SHGO (Simplicial Homology Global Optimization) uses topological techniques to identify and sample from all local minima basins. It’s particularly effective for problems with many local minima and supports general nonlinear constraints.
Notes¶
Deterministic algorithm (reproducible results without random seed)
Efficiently handles problems with many local optima
Supports bound, equality, and inequality constraints
May be slower than stochastic methods for high-dimensional problems
Initial guess x0 is ignored; sampling points determined by algorithm
Parameters¶
- nint, default=100
Number of sampling points used in the algorithm.
- itersint, default=1
Number of iterations for algorithm convergence.
- sampling_methodstr, default=’simplicial’
Sampling strategy: ‘simplicial’ (default) or ‘sobol’.
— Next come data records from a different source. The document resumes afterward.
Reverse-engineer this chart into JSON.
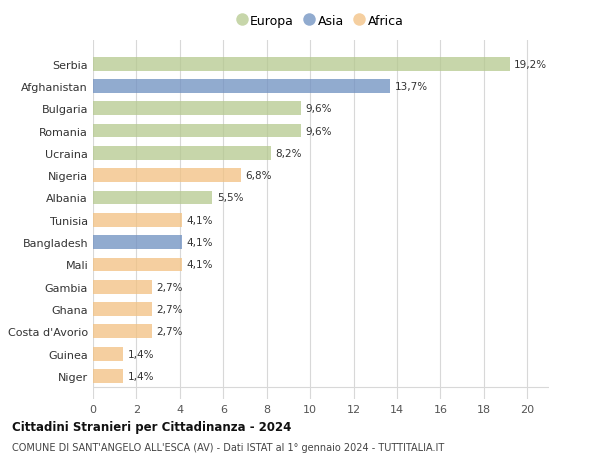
{
  "categories": [
    "Serbia",
    "Afghanistan",
    "Bulgaria",
    "Romania",
    "Ucraina",
    "Nigeria",
    "Albania",
    "Tunisia",
    "Bangladesh",
    "Mali",
    "Gambia",
    "Ghana",
    "Costa d'Avorio",
    "Guinea",
    "Niger"
  ],
  "values": [
    19.2,
    13.7,
    9.6,
    9.6,
    8.2,
    6.8,
    5.5,
    4.1,
    4.1,
    4.1,
    2.7,
    2.7,
    2.7,
    1.4,
    1.4
  ],
  "labels": [
    "19,2%",
    "13,7%",
    "9,6%",
    "9,6%",
    "8,2%",
    "6,8%",
    "5,5%",
    "4,1%",
    "4,1%",
    "4,1%",
    "2,7%",
    "2,7%",
    "2,7%",
    "1,4%",
    "1,4%"
  ],
  "continents": [
    "Europa",
    "Asia",
    "Europa",
    "Europa",
    "Europa",
    "Africa",
    "Europa",
    "Africa",
    "Asia",
    "Africa",
    "Africa",
    "Africa",
    "Africa",
    "Africa",
    "Africa"
  ],
  "colors": {
    "Europa": "#b5c98e",
    "Asia": "#6d8fc0",
    "Africa": "#f2c080"
  },
  "xlim": [
    0,
    21
  ],
  "xticks": [
    0,
    2,
    4,
    6,
    8,
    10,
    12,
    14,
    16,
    18,
    20
  ],
  "title": "Cittadini Stranieri per Cittadinanza - 2024",
  "subtitle": "COMUNE DI SANT'ANGELO ALL'ESCA (AV) - Dati ISTAT al 1° gennaio 2024 - TUTTITALIA.IT",
  "background_color": "#ffffff",
  "grid_color": "#d8d8d8",
  "bar_alpha": 0.75,
  "legend_items": [
    "Europa",
    "Asia",
    "Africa"
  ]
}
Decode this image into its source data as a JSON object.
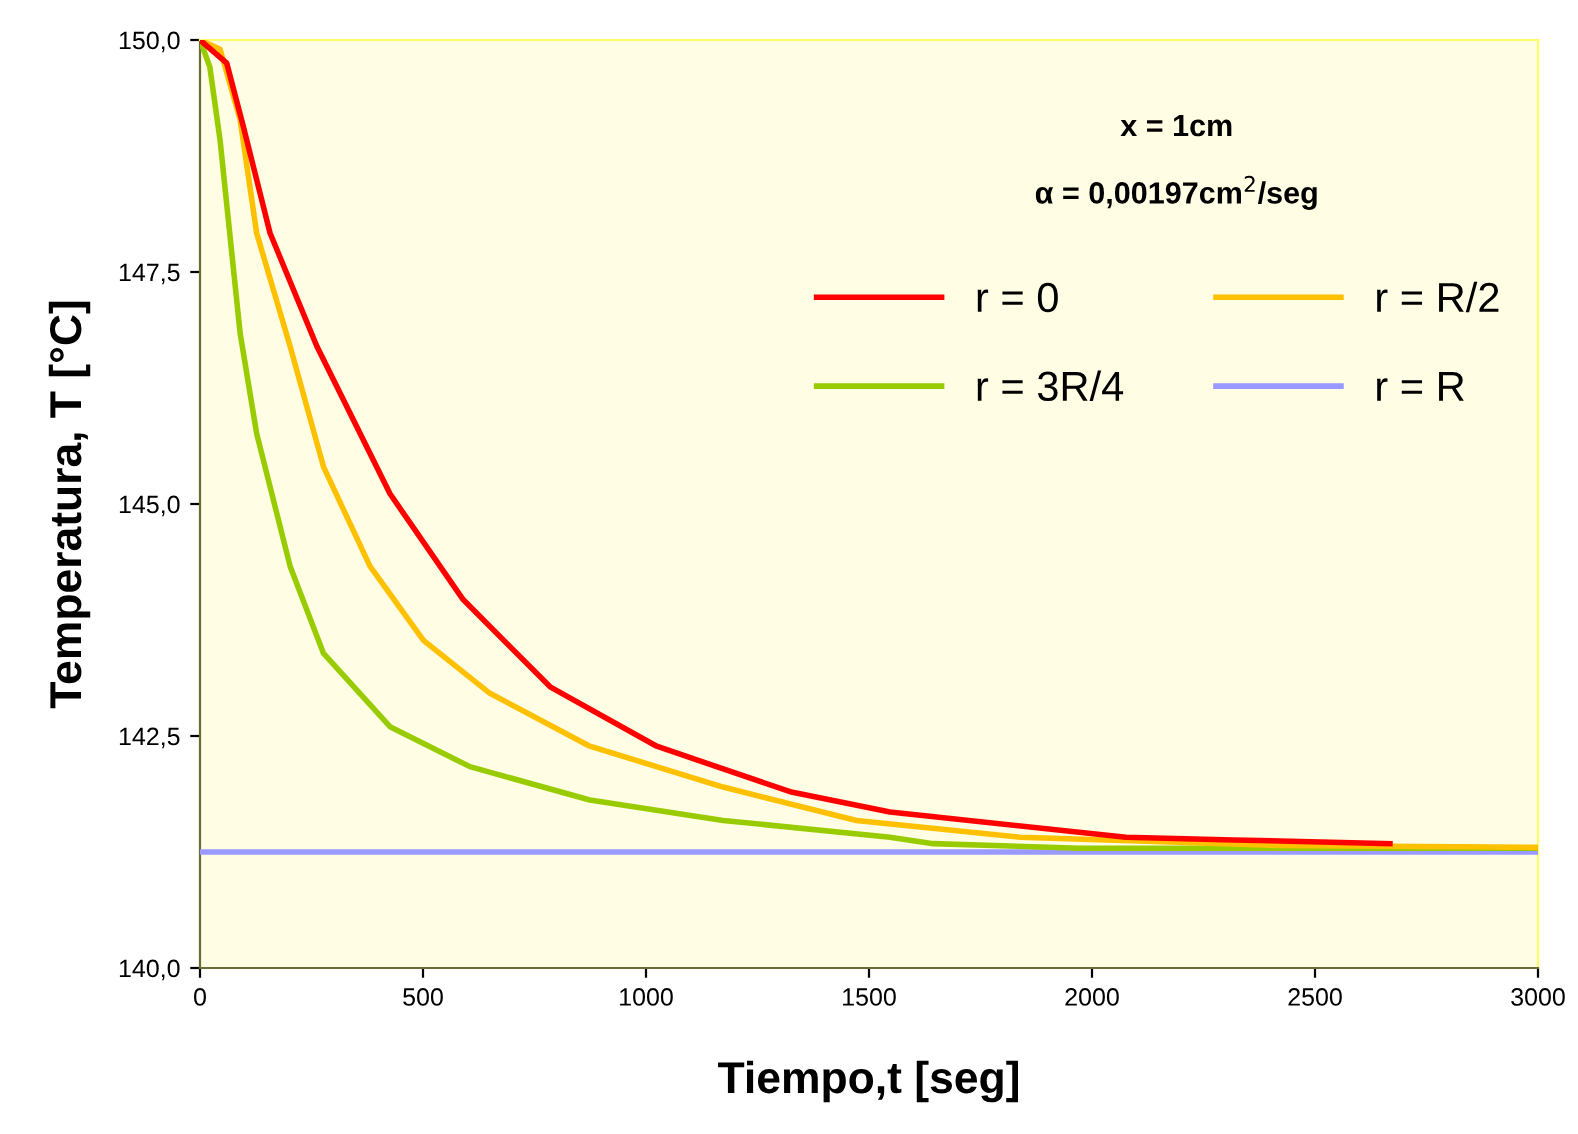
{
  "chart_data": {
    "type": "line",
    "xlabel": "Tiempo,t [seg]",
    "ylabel": "Temperatura, T [°C]",
    "annotations": [
      "x = 1cm",
      "α = 0,00197cm$^{2}$/seg"
    ],
    "xlim": [
      0,
      3000
    ],
    "xticks": [
      0,
      500,
      1000,
      1500,
      2000,
      2500,
      3000
    ],
    "ylim": [
      140,
      150
    ],
    "yticks": [
      {
        "value": 140,
        "label": "140,0"
      },
      {
        "value": 142.5,
        "label": "142,5"
      },
      {
        "value": 145,
        "label": "145,0"
      },
      {
        "value": 147.5,
        "label": "147,5"
      },
      {
        "value": 150,
        "label": "150,0"
      }
    ],
    "grid": false,
    "legend": "top right",
    "marker": "none",
    "line_style": "solid",
    "series": [
      {
        "name": "r = 0",
        "color": "#ff0000",
        "x": [
          0,
          60,
          97,
          157,
          262,
          426,
          590,
          785,
          1024,
          1323,
          1547,
          2076,
          2318,
          2668
        ],
        "values": [
          150,
          149.75,
          149.07,
          147.92,
          146.7,
          145.11,
          143.97,
          143.03,
          142.39,
          141.9,
          141.68,
          141.41,
          141.38,
          141.34
        ]
      },
      {
        "name": "r = R/2",
        "color": "#ffc000",
        "x": [
          0,
          45,
          90,
          127,
          202,
          277,
          381,
          501,
          650,
          874,
          1173,
          1472,
          1839,
          2422,
          3000
        ],
        "values": [
          150,
          149.9,
          149.14,
          147.92,
          146.7,
          145.4,
          144.33,
          143.53,
          142.96,
          142.39,
          141.95,
          141.59,
          141.41,
          141.32,
          141.3
        ]
      },
      {
        "name": "r = 3R/4",
        "color": "#99cc00",
        "x": [
          0,
          22,
          45,
          90,
          127,
          202,
          277,
          426,
          605,
          874,
          1173,
          1547,
          1644,
          1973,
          3000
        ],
        "values": [
          150,
          149.71,
          148.92,
          146.84,
          145.76,
          144.33,
          143.39,
          142.6,
          142.17,
          141.81,
          141.59,
          141.41,
          141.34,
          141.29,
          141.29
        ]
      },
      {
        "name": "r = R",
        "color": "#9999ff",
        "x": [
          0,
          3000
        ],
        "values": [
          141.25,
          141.25
        ]
      }
    ]
  }
}
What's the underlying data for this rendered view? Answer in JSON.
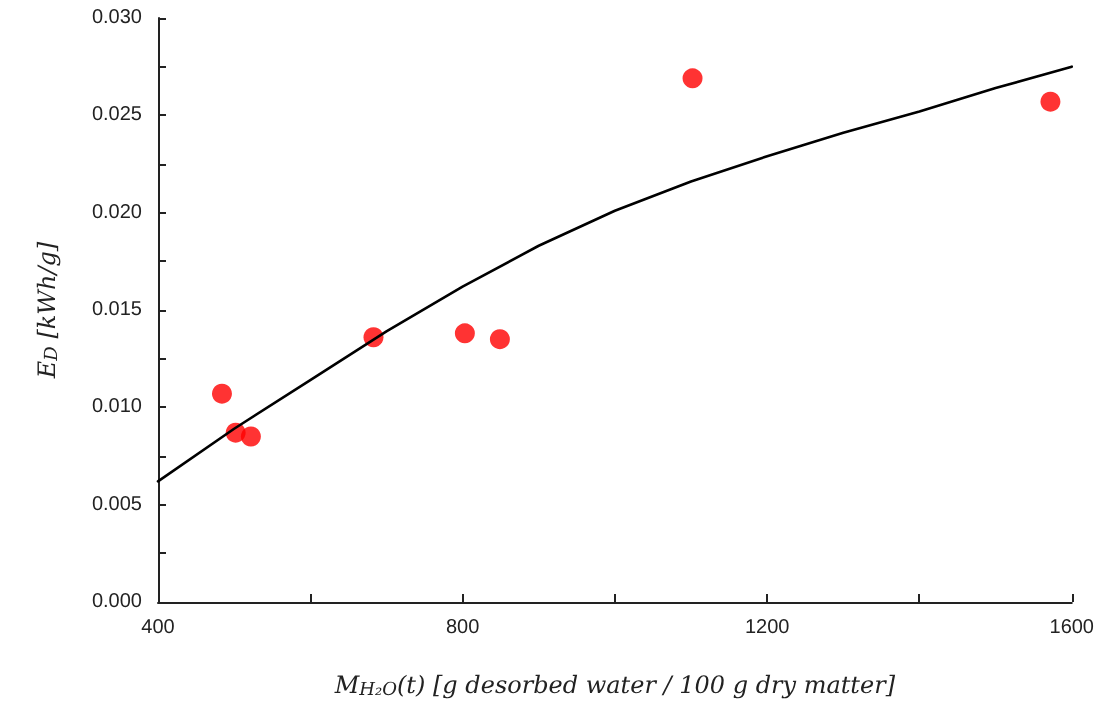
{
  "chart_data": {
    "type": "scatter",
    "xlabel": "M$_{H₂O}$(t) [g desorbed water / 100 g dry matter]",
    "ylabel": "E$_{D}$ [kWh/g]",
    "xlim": [
      400,
      1600
    ],
    "xticks": [
      400,
      {
        "value": 600,
        "label": null
      },
      800,
      {
        "value": 1000,
        "label": null
      },
      1200,
      {
        "value": 1400,
        "label": null
      },
      1600
    ],
    "ylim": [
      0,
      0.03
    ],
    "yticks": [
      {
        "value": 0,
        "label": "0.000"
      },
      {
        "value": 0.0025,
        "label": null
      },
      {
        "value": 0.005,
        "label": "0.005"
      },
      {
        "value": 0.0075,
        "label": null
      },
      {
        "value": 0.01,
        "label": "0.010"
      },
      {
        "value": 0.0125,
        "label": null
      },
      {
        "value": 0.015,
        "label": "0.015"
      },
      {
        "value": 0.0175,
        "label": null
      },
      {
        "value": 0.02,
        "label": "0.020"
      },
      {
        "value": 0.0225,
        "label": null
      },
      {
        "value": 0.025,
        "label": "0.025"
      },
      {
        "value": 0.0275,
        "label": null
      },
      {
        "value": 0.03,
        "label": "0.030"
      }
    ],
    "series": [
      {
        "color": "#ff0000",
        "marker": "circle",
        "x": [
          484,
          502,
          522,
          683,
          803,
          849,
          1102,
          1572
        ],
        "values": [
          0.0107,
          0.0087,
          0.0085,
          0.0136,
          0.0138,
          0.0135,
          0.0269,
          0.0257
        ]
      },
      {
        "type": "line",
        "color": "#000000",
        "marker": "none",
        "line_style": "solid",
        "x": [
          400,
          500,
          600,
          700,
          800,
          900,
          1000,
          1100,
          1200,
          1300,
          1400,
          1500,
          1600
        ],
        "values": [
          0.0062,
          0.0089,
          0.0114,
          0.0139,
          0.0162,
          0.0183,
          0.0201,
          0.0216,
          0.0229,
          0.0241,
          0.0252,
          0.0264,
          0.0275
        ]
      }
    ]
  }
}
- minimizer_kwargsdict, optional
Additional arguments passed to the local minimizer.
- **kwargs
Additional arguments passed to scipy.optimize.shgo. See scipy documentation for complete options.
Extends:
ionworks_schema.parameter_estimators.parameter_estimators._PassthroughOptimizer- model_config = {'arbitrary_types_allowed': True, 'extra': 'allow', 'populate_by_name': True, 'validate_assignment': True, 'validate_by_alias': True, 'validate_by_name': True}¶
Configuration for the model, should be a dictionary conforming to [ConfigDict][pydantic.config.ConfigDict].
- class ionworks_schema.parameter_estimators.XNES(**extra_data: Any)¶
Bases:
_PassthroughOptimizerExponential Natural Evolution Strategy (xNES). Adapts its covariance matrix to the local fitness landscape.
Convenience wrapper around
AskTellOptimizer(method="XNES"); seeAskTellOptimizerfor the full list of accepted kwargs.Examples¶
>>> opt = iws.parameter_estimators.XNES() >>> fit = iws.DataFit( ... objectives={"ocp": iws.objectives.OCPHalfCell( ... electrode="positive", data_input="path/to/ocp.csv", ... )}, ... parameters={"x": iws.Parameter("x", initial_value=1.0, bounds=(0.0, 2.0))}, ... optimizer=opt, ... )
Extends:
ionworks_schema.parameter_estimators.parameter_estimators._PassthroughOptimizer- model_config = {'arbitrary_types_allowed': True, 'extra': 'allow', 'populate_by_name': True, 'validate_assignment': True, 'validate_by_alias': True, 'validate_by_name': True}¶
Configuration for the model, should be a dictionary conforming to [ConfigDict][pydantic.config.ConfigDict].